Elon Musk took to Twitter to say he would be willing to sell his Tesla shares if this could help save people facing severe levels of food insecurity.

Earlier last week, David Beasly, director of the United Nations World Food Program (WFP) had asked billionaires –specifically, Musk and Amazon Inc (NASDAQ:AMZN) founder Jeff Bezos– to “step up now, just once" and donate $6 billion to save 42 million people in risk of starvation.

He told CNN: “The governments are tapped out… This is why and this is when the billionaires need to step up now on a one-time basis. Six billion dollars to help 42 million people that are literally going to die if we don't reach them.”

“The top 400 billionaires in the U.S., the net-worth increase was $1.8 trillion in the past year… All I'm asking for is 0.36% of your net-worth increase,” he uttered.

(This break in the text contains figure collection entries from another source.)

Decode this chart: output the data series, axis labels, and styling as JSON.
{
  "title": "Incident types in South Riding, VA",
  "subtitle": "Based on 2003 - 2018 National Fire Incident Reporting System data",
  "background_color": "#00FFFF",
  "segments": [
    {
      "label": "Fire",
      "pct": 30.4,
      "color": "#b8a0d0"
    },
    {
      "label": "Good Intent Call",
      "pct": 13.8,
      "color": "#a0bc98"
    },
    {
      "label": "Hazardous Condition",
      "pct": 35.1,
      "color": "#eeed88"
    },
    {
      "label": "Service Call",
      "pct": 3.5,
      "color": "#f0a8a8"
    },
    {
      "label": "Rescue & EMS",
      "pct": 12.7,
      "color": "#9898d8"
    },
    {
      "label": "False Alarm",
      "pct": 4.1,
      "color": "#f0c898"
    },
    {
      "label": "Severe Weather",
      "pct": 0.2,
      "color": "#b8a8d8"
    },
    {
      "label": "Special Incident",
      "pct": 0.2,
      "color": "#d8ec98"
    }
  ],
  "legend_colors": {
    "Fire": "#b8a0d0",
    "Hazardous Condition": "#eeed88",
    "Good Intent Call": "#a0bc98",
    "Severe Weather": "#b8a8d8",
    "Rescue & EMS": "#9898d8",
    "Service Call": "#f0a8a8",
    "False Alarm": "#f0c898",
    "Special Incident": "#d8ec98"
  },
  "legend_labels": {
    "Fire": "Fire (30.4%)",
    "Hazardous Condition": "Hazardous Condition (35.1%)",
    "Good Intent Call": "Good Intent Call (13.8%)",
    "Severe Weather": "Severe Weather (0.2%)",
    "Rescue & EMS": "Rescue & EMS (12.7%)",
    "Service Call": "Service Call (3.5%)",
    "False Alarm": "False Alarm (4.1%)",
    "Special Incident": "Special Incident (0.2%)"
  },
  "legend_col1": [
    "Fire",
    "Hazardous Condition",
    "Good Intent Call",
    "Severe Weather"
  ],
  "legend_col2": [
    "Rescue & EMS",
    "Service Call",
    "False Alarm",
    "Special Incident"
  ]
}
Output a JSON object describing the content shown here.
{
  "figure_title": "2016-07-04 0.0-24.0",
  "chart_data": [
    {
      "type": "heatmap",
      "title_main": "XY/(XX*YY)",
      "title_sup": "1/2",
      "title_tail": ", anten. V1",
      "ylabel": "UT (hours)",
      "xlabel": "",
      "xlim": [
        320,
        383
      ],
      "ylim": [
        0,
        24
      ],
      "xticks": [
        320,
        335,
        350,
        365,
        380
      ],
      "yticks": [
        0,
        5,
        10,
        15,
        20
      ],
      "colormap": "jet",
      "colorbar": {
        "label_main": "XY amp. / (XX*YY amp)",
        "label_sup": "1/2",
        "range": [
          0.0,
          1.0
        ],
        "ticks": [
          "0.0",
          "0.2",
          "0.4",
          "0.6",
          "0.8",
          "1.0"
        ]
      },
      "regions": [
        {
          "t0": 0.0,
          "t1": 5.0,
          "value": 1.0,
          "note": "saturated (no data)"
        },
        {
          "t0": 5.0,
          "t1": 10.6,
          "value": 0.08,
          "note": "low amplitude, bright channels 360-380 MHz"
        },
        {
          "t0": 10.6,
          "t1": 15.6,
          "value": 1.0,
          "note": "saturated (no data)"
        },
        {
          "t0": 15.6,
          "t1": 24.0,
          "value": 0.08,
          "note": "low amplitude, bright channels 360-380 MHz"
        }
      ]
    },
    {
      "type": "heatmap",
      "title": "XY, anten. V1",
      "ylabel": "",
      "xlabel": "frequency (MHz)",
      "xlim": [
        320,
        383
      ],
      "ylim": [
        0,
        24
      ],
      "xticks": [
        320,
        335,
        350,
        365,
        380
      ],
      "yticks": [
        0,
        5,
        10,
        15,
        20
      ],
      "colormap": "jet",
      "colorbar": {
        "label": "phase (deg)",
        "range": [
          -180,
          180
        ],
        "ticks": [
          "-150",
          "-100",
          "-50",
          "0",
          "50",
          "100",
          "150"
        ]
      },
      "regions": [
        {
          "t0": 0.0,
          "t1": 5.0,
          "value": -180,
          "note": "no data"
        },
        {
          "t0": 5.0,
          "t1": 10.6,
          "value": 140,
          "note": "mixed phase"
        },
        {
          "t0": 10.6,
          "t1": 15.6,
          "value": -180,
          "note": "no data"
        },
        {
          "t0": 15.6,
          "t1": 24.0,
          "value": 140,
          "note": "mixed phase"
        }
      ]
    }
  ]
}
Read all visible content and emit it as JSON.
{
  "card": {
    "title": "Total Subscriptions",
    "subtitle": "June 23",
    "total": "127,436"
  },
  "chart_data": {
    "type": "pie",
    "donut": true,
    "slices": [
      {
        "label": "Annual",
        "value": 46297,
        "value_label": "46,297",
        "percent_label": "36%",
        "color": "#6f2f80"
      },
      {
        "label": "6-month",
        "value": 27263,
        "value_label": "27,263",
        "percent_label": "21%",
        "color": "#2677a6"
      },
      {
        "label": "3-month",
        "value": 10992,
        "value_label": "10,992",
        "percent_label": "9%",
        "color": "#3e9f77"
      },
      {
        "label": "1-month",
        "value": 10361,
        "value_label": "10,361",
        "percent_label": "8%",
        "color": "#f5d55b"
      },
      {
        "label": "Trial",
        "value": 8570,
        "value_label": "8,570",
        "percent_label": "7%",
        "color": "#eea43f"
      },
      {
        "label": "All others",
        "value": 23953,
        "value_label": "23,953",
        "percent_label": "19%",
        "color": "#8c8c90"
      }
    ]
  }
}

Musk was short to tweet he would be keen to contribute whichever amount was necessary if Beasley explained on the same thread how the $6 billion would be spent.

Response

"If the WFP can describe in this Twitter thread exactly how $6 billion will solve world hunger, I will sell Tesla shares right now and do it," Musk tweeted, not without warning that “it must be open source accounting,” so that the public can see precisely how the money is being spent.

According to the Bloomberg Billionaires Index, Elon Musk's net worth is estimated at $311 billion, so $6 billion would correspond to 2% of his fortune.

Shortly after the “billionaires tax” proposal announcement by Congressional Democrats, Musk had asserted that the roughly $50 billion he would have to pay would be better spent fueling his mission to Mars, Fortune reports.

The WFP data shows that the number of people at high risk of starvation doubled during COVID-19, as the wealth of the world’s biggest billionaires grew significantly.

Tesla is part of the Entrepreneur Index, which tracks 60 of the largest publicly traded companies managed by their founders or their founders' families.